A estas barreras estructurales se suma un fenómeno más silencioso, pero igual de poderoso: el edadismo interiorizado. Muchas personas mayores terminan autoexcluyéndose porque han internalizado mensajes como “ya estoy grande para aprender”, “si le pico mal voy a borrar todo” o “eso no es para mi edad”. Este miedo no surge de la nada: se alimenta de experiencias negativas, de la falta de acompañamiento, del aislamiento, la soledad y de tecnologías poco amigables. Estudios interculturales sobre la brecha digital “gris” muestran que la percepción de inutilidad o incapacidad pesa tanto como la falta de infraestructura. Sin embargo, reducir la exclusión digital a un asunto de “miedos” sería injusto. La realidad es que muchas instituciones refuerzan el edadismo al cerrar alternativas presenciales, consolidando la idea de que quien no se digitaliza simplemente se queda atrás, como si fuese un problema individual y de malas decisiones particulares.

A nombre de la modernización, bancos, servicios, empresas y dependencias públicas han comenzado a eliminar opciones no digitales. Trámites que antes se resolvían en ventanilla ahora sólo se hacen en línea; los bancos cierran sucursales y trasladan operaciones básicas a las aplicaciones móviles; incluso las citas médicas de muchos espacios relacionados con la salud se concentran en plataformas digitales. La tecnología ha llegado para quedarse y por supuesto, brinda beneficios en muchos contextos, pero no en todos. El problema no es que existan opciones tecnológicas, sino que se eliminen las presenciales. Forzar a una persona de 85 años a pagar todo por aplicación o a depender de un portal web para acceder a servicios de salud no es inclusión: es exclusión encubierta.

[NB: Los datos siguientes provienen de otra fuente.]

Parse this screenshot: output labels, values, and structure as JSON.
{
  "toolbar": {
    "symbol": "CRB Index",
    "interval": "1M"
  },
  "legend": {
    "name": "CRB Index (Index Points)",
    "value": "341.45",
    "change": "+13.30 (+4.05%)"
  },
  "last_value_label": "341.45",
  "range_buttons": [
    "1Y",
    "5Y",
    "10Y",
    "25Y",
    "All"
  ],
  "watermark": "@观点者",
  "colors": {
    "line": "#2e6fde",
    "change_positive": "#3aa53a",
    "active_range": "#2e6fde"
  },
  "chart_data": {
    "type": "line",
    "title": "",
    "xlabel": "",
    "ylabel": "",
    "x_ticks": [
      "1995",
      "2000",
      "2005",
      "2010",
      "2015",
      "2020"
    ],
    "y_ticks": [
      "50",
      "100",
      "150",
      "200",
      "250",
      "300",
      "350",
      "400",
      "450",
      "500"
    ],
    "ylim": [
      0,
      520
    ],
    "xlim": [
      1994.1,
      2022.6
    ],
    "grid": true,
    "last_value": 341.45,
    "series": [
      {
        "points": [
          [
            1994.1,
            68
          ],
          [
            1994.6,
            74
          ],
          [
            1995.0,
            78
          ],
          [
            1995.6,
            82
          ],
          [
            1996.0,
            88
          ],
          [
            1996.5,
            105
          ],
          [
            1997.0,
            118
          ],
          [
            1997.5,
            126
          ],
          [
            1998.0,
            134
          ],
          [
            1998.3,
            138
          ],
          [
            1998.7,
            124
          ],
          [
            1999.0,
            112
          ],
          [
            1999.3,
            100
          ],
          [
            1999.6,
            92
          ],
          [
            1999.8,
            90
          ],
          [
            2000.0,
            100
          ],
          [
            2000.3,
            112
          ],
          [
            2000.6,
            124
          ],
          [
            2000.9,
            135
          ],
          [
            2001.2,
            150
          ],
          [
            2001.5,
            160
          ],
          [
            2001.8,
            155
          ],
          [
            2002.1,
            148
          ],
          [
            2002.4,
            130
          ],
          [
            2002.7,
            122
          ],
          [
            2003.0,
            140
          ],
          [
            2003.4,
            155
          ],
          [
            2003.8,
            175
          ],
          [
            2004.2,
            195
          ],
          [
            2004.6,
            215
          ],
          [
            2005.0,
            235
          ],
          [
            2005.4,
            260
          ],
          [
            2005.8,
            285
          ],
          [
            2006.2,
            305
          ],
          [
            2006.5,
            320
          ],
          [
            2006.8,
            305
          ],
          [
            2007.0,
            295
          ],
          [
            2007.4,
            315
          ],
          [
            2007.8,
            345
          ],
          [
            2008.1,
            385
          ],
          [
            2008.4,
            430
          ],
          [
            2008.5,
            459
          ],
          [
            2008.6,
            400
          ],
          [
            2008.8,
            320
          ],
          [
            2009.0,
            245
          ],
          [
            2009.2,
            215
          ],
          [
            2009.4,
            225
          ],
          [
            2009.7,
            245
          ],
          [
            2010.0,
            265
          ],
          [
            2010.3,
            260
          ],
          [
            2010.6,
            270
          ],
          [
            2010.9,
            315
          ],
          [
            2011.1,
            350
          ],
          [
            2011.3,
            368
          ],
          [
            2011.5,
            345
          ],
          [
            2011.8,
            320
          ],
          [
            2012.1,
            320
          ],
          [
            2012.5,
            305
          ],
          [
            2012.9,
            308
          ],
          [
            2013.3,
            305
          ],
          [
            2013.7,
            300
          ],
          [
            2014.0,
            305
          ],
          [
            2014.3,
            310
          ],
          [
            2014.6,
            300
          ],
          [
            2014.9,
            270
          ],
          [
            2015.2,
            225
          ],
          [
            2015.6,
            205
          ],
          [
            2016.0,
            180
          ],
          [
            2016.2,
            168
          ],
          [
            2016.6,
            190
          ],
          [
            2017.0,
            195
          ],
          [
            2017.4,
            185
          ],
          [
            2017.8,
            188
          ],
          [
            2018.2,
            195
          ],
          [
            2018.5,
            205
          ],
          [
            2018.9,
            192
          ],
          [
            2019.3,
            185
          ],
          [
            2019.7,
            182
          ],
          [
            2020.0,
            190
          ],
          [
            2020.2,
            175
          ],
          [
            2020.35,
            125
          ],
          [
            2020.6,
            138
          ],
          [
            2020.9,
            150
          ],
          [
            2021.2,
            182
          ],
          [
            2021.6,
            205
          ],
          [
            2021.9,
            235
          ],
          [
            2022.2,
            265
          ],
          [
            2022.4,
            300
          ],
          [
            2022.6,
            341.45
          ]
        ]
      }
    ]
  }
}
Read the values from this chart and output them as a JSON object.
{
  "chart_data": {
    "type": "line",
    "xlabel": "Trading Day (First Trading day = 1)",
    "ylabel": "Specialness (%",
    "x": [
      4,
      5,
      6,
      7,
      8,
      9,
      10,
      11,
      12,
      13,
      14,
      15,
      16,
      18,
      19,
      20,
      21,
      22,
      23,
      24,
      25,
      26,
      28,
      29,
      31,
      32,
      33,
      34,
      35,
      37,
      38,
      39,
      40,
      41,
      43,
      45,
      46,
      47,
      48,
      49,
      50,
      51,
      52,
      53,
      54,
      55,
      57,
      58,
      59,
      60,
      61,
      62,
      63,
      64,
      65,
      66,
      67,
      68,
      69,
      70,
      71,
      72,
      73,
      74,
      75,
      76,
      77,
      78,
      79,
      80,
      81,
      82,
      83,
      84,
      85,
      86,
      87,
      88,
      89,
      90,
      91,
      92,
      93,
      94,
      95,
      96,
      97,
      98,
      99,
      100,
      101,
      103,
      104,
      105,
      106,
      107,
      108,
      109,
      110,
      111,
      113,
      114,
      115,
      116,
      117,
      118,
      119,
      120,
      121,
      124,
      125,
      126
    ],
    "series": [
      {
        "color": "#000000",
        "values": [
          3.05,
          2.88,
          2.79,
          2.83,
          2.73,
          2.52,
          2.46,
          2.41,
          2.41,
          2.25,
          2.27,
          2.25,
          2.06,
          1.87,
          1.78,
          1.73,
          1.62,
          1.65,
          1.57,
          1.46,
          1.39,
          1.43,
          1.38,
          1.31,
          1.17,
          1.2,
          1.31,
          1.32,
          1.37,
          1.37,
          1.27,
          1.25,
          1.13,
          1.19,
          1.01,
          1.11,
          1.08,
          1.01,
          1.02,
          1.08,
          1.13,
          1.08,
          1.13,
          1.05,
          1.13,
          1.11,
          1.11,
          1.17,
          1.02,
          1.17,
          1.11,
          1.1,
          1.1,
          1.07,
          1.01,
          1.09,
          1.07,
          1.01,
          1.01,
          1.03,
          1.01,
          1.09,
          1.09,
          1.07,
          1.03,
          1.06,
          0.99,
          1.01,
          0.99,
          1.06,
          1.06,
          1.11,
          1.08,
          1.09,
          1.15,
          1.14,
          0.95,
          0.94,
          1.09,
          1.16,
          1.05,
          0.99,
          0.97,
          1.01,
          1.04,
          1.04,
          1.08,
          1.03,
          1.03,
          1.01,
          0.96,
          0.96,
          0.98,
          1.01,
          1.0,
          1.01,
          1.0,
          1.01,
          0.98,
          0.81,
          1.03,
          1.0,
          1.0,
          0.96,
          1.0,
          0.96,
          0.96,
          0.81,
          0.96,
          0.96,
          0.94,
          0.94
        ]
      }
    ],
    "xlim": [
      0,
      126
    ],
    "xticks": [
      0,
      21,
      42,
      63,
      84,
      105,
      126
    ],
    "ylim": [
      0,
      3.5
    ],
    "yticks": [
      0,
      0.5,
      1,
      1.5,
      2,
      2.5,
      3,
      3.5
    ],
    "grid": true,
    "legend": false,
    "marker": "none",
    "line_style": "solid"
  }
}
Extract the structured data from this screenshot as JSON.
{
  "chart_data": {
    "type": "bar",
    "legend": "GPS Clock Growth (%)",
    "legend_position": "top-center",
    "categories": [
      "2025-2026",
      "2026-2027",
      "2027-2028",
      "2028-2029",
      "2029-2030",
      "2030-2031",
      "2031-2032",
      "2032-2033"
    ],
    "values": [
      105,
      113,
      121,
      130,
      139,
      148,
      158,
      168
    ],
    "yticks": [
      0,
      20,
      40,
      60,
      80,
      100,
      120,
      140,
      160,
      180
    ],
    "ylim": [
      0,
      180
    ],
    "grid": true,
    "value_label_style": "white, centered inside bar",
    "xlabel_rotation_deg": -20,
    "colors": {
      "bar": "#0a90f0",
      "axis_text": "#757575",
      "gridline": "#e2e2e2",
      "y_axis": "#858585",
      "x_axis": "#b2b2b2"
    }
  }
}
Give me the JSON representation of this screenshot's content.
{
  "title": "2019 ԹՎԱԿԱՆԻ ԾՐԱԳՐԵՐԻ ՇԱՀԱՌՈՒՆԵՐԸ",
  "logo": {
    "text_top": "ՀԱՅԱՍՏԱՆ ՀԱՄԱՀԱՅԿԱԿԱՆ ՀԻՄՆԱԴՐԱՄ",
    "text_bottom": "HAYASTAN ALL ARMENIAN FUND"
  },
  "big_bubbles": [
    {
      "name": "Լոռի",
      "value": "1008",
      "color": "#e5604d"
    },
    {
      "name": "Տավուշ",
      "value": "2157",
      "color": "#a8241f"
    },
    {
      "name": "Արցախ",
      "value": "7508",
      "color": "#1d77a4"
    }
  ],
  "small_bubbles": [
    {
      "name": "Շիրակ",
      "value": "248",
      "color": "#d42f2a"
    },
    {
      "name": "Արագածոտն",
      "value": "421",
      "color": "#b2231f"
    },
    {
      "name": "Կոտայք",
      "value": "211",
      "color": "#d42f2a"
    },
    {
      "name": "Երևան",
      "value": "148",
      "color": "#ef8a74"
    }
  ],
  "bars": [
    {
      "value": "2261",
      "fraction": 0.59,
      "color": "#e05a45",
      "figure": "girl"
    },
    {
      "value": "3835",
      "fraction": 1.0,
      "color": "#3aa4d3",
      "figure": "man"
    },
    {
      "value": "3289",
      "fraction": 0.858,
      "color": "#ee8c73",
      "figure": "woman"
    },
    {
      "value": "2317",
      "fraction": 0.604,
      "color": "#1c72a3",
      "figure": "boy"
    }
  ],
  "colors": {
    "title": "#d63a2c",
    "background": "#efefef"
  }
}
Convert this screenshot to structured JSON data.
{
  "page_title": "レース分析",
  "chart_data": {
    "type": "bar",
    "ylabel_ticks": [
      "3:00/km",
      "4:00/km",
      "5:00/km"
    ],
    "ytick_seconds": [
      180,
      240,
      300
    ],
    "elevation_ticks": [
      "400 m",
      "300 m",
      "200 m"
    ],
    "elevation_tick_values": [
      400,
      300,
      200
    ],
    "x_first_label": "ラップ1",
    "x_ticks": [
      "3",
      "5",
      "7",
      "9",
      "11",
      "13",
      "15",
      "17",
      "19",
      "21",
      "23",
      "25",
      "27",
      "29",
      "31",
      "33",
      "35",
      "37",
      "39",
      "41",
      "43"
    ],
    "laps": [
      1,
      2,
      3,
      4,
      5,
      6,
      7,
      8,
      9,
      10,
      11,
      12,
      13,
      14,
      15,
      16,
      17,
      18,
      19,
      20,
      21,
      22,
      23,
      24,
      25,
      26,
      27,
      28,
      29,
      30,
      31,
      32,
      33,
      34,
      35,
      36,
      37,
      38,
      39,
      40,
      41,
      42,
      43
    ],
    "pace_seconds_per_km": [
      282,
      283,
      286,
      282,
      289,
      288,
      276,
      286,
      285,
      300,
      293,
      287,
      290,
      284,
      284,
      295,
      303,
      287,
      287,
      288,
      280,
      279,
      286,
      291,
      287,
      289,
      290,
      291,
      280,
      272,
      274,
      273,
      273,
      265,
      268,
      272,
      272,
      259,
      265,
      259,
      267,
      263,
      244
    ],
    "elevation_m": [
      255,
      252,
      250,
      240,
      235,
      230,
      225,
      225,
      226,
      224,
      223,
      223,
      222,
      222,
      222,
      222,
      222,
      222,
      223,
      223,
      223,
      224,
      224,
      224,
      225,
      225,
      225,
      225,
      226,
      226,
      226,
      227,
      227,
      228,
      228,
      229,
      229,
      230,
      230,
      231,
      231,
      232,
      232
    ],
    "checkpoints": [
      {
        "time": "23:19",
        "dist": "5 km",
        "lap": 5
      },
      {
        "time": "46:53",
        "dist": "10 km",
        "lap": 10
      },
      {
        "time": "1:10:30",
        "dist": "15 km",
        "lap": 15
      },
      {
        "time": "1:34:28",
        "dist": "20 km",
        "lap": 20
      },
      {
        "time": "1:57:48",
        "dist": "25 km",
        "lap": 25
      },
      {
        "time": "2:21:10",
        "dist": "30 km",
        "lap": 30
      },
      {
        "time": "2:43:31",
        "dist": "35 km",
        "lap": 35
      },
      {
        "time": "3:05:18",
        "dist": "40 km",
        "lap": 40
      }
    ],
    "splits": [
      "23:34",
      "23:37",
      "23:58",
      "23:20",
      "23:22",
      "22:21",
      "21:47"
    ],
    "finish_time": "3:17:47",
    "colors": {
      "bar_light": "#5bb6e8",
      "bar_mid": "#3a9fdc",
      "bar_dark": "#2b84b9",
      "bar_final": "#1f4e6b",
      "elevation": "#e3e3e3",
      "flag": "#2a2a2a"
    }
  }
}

Es justo aquí donde hace falta empatía, tanto individual como institucional y organizacional. No empatía tecnológica, no empatía digital, sino empatía humana. Envejecer con dignidad también significa tener derecho a decidir no digitalizarse. Quien quiera aprender debe tener apoyo, formación adaptada y herramientas accesibles. Quien no quiera, tiene el mismo derecho a seguir pagando en ventanilla, a hablar con una persona real por teléfono, a recibir información en papel. La inclusión digital, para ser verdadera inclusión, debe ofrecer opciones, no imponerlas y desarrollar “alternativas” que no consideran las particularidades de un segmento de la población que tiene requerimientos y vive en circunstancias muy específicas. En términos de políticas públicas, es absolutamente necesario que se construya un andamiaje institucional que posibilite que las personas que no pueden acceder a la tecnología y entrar a la carrera por la superdigitalización no queden al margen de servicios y derechos fundamentales.

El verdadero reto no es digitalizar a todas las personas mayores, sino garantizar que nadie quede fuera de los servicios a los que tiene derecho o a la información que requiere tanto para tomar mejores decisiones como para vivir en condiciones plenas por no querer o no poder hacerlo.

En una sociedad que envejece aceleradamente, el derecho a la tecnología debe ir de la mano del derecho a decidir cómo queremos vivirla. El futuro tecnológico también tiene que ser un futuro para envejecer con dignidad, no en la periferia de las posibilidades.

Publicado en Animal Político el 23 de septiembre del 2025.